Unix-like systems are also multi-user. They provide a rights management system that allows separate groups and users, and for choosing to permit or block actions based on permissions. The kernel manages, for each process, data allowing permission checking. Most of the time, this means the process' “identity” is the same as the user that started it. And, the process is only able to take user permitted actions. For instance, trying to open a file requires the kernel to check the process identity against access permissions (for more details on this particular example, see Section 9.3, “Managing Rights”).

B.5. The User Space

“User-space” refers to the runtime environment of normal (as opposed to kernel) processes. This does not necessarily mean these processes are actually started by users because a standard system routinely has several “daemon” processes running before the user even opens a session. Daemon processes are user-space processes.

B.5.1. Process

When the kernel gets past its initialization phase, it starts the very first process, init. Process #1 alone is very rarely useful by itself, and Unix-like systems run with a whole lifecycle of processes.

First of all, a process can clone itself (this is known as a fork). The kernel allocates a new, but identical, process memory space, and another process to use it. At this point in time, the only difference between these two processes is their pid. The new process is customarily called a child process, and the process whose pid doesn't change, is called the parent process.

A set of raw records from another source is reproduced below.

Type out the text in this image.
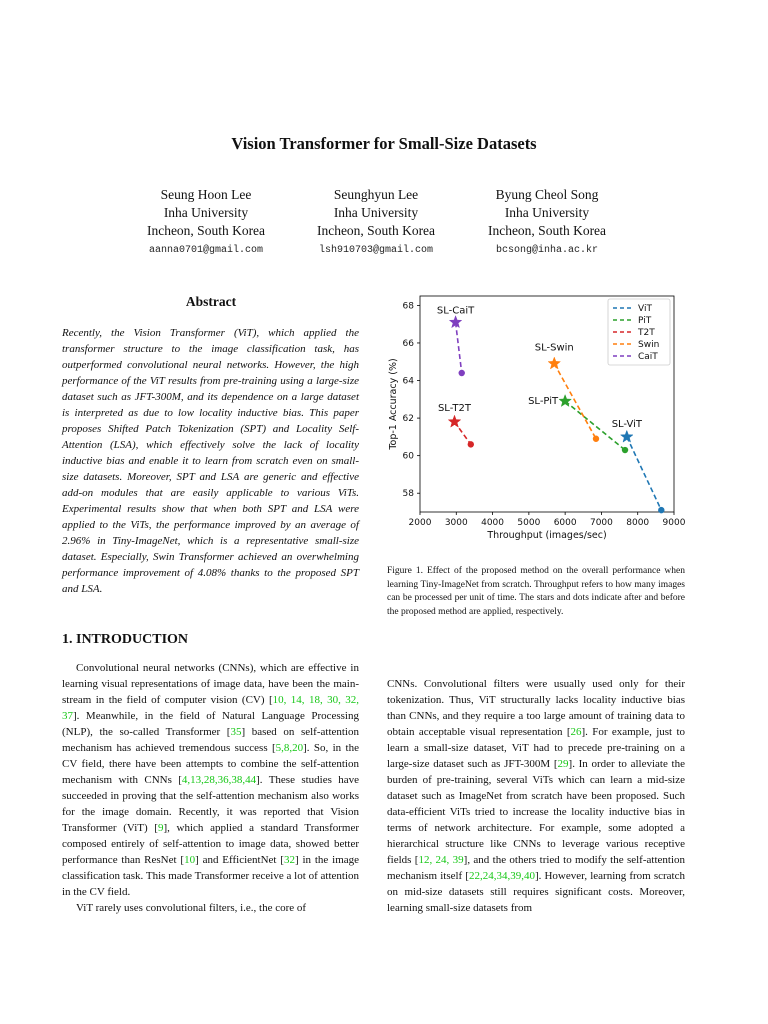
Vision Transformer for Small-Size Datasets
Seung Hoon Lee
Inha University
Incheon, South Korea
aanna0701@gmail.com
Seunghyun Lee
Inha University
Incheon, South Korea
lsh910703@gmail.com
Byung Cheol Song
Inha University
Incheon, South Korea
bcsong@inha.ac.kr
Abstract
Recently, the Vision Transformer (ViT), which applied the transformer structure to the image classification task, has outperformed convolutional neural networks. However, the high performance of the ViT results from pre-training using a large-size dataset such as JFT-300M, and its dependence on a large dataset is interpreted as due to low locality inductive bias. This paper proposes Shifted Patch Tokenization (SPT) and Locality Self-Attention (LSA), which effectively solve the lack of locality inductive bias and enable it to learn from scratch even on small-size datasets. Moreover, SPT and LSA are generic and effective add-on modules that are easily applicable to various ViTs. Experimental results show that when both SPT and LSA were applied to the ViTs, the performance improved by an average of 2.96% in Tiny-ImageNet, which is a representative small-size dataset. Especially, Swin Transformer achieved an overwhelming performance improvement of 4.08% thanks to the proposed SPT and LSA.
1. INTRODUCTION

Convolutional neural networks (CNNs), which are effective in learning visual representations of image data, have been the main-stream in the field of computer vision (CV) [10, 14, 18, 30, 32, 37]. Meanwhile, in the field of Natural Language Processing (NLP), the so-called Transformer [35] based on self-attention mechanism has achieved tremendous success [5,8,20]. So, in the CV field, there have been attempts to combine the self-attention mechanism with CNNs [4,13,28,36,38,44]. These studies have succeeded in proving that the self-attention mechanism also works for the image domain. Recently, it was reported that Vision Transformer (ViT) [9], which applied a standard Transformer composed entirely of self-attention to image data, showed better performance than ResNet [10] and EfficientNet [32] in the image classification task. This made Transformer receive a lot of attention in the CV field.

ViT rarely uses convolutional filters, i.e., the core of

CNNs. Convolutional filters were usually used only for their tokenization. Thus, ViT structurally lacks locality inductive bias than CNNs, and they require a too large amount of training data to obtain acceptable visual representation [26]. For example, just to learn a small-size dataset, ViT had to precede pre-training on a large-size dataset such as JFT-300M [29]. In order to alleviate the burden of pre-training, several ViTs which can learn a mid-size dataset such as ImageNet from scratch have been proposed. Such data-efficient ViTs tried to increase the locality inductive bias in terms of network architecture. For example, some adopted a hierarchical structure like CNNs to leverage various receptive fields [12, 24, 39], and the others tried to modify the self-attention mechanism itself [22,24,34,39,40]. However, learning from scratch on mid-size datasets still requires significant costs. Moreover, learning small-size datasets from

2000 3000 4000 5000 6000 7000 8000 9000
58
60
62
64
66
68
Throughput (images/sec)
Top-1 Accuracy (%)	SL-ViT
SL-PiT
SL-T2T
SL-Swin
SL-CaiT	ViT
PiT
T2T
Swin
CaiT
Figure 1. Effect of the proposed method on the overall performance when learning Tiny-ImageNet from scratch. Throughput refers to how many images can be processed per unit of time. The stars and dots indicate after and before the proposed method are applied, respectively.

Sometimes, the child process continues to lead its own life independently from its parent, with its own data copied from the the parent process. In many cases, though, this child process executes another program. With a few exceptions, its memory is simply replaced by that of the new program, and execution of this new program begins. One of the very first actions of process number 1 thus is to duplicate itself (which means there are, for a tiny amount of time, two running copies of the same init process), but the child process is then replaced by the first system initialization script, usually /etc/init.d/rcS. This script, in turn, clones itself and runs several other programs. At some point, one process among init's offspring starts a graphical interface for users to log in to (the actual sequence of events is described in more details in Section 9.1, “System Boot”).

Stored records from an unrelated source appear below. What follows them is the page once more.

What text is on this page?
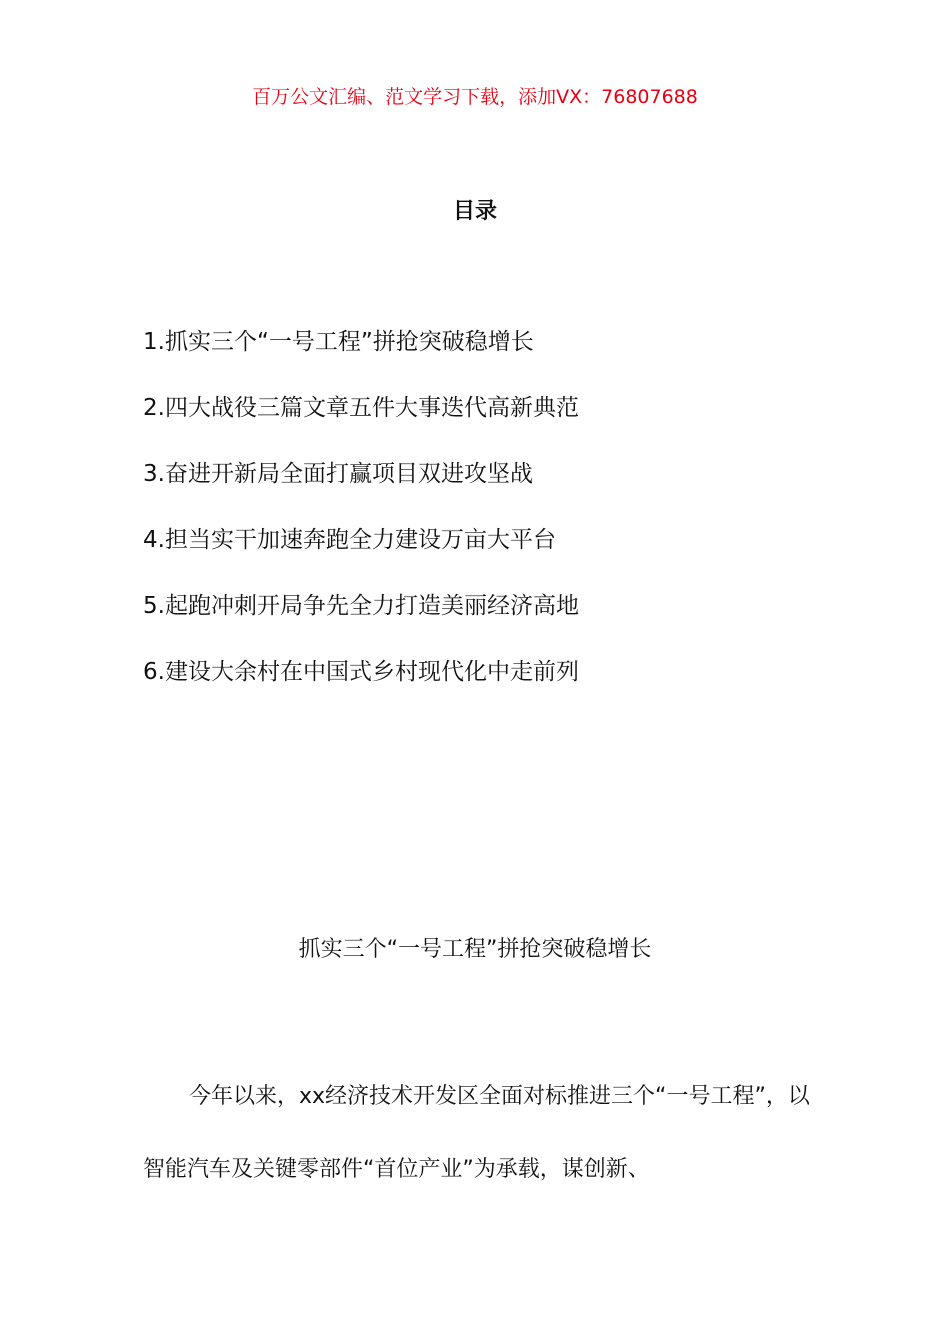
百万公文汇编、范文学习下载，添加VX：76807688
目录
1.抓实三个“一号工程”拼抢突破稳增长
2.四大战役三篇文章五件大事迭代高新典范
3.奋进开新局全面打赢项目双进攻坚战
4.担当实干加速奔跑全力建设万亩大平台
5.起跑冲刺开局争先全力打造美丽经济高地
6.建设大余村在中国式乡村现代化中走前列
抓实三个“一号工程”拼抢突破稳增长

今年以来，xx经济技术开发区全面对标推进三个“一号工程”，以智能汽车及关键零部件“首位产业”为承载，谋创新、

When a process finishes the task for which it was started, it terminates. The kernel then recovers the memory assigned to this process, and stops giving it slices of running time. The parent process is told about its child process being terminated, which allows a process to wait for the completion of a task it delegated to a child process. This behaviour is plainly visible in command-line interpreters (known as shells). When a command is typed into a shell, the prompt only comes back when the execution of the command is over. Most shells allow for running the command in the background, it is a simple matter of adding an & to the end of the command. The prompt is displayed again right away, which can lead to problems if the command needs to display data of its own.

B.5.2. Daemons

A “daemon” is a process started automatically by the boot sequence. It keeps running (in the background) to perform maintenance tasks or provide services to other processes. This “background task” is actually arbitrary, and does not match anything particular from the system's point of view. They are simply processes, quite similar to other processes, which run in turn when their time slice comes. The distinction is only in the human language: a process that runs with no interaction with a user (in particular, without any graphical interface) is said to be running “in the background” or “as a daemon”.

VOCABULARY Daemon, demon, a derogatory term?

Although daemon term shares its Greek etymology with demon, the former does not imply diabolical evil, instead, it should be understood as a kind-of helper spirit. This distinction is subtle enough in English, but it's even worse in other languages where the same word is used for both meanings.

Several such daemons are described in detail in Chapter 9, Unix Services.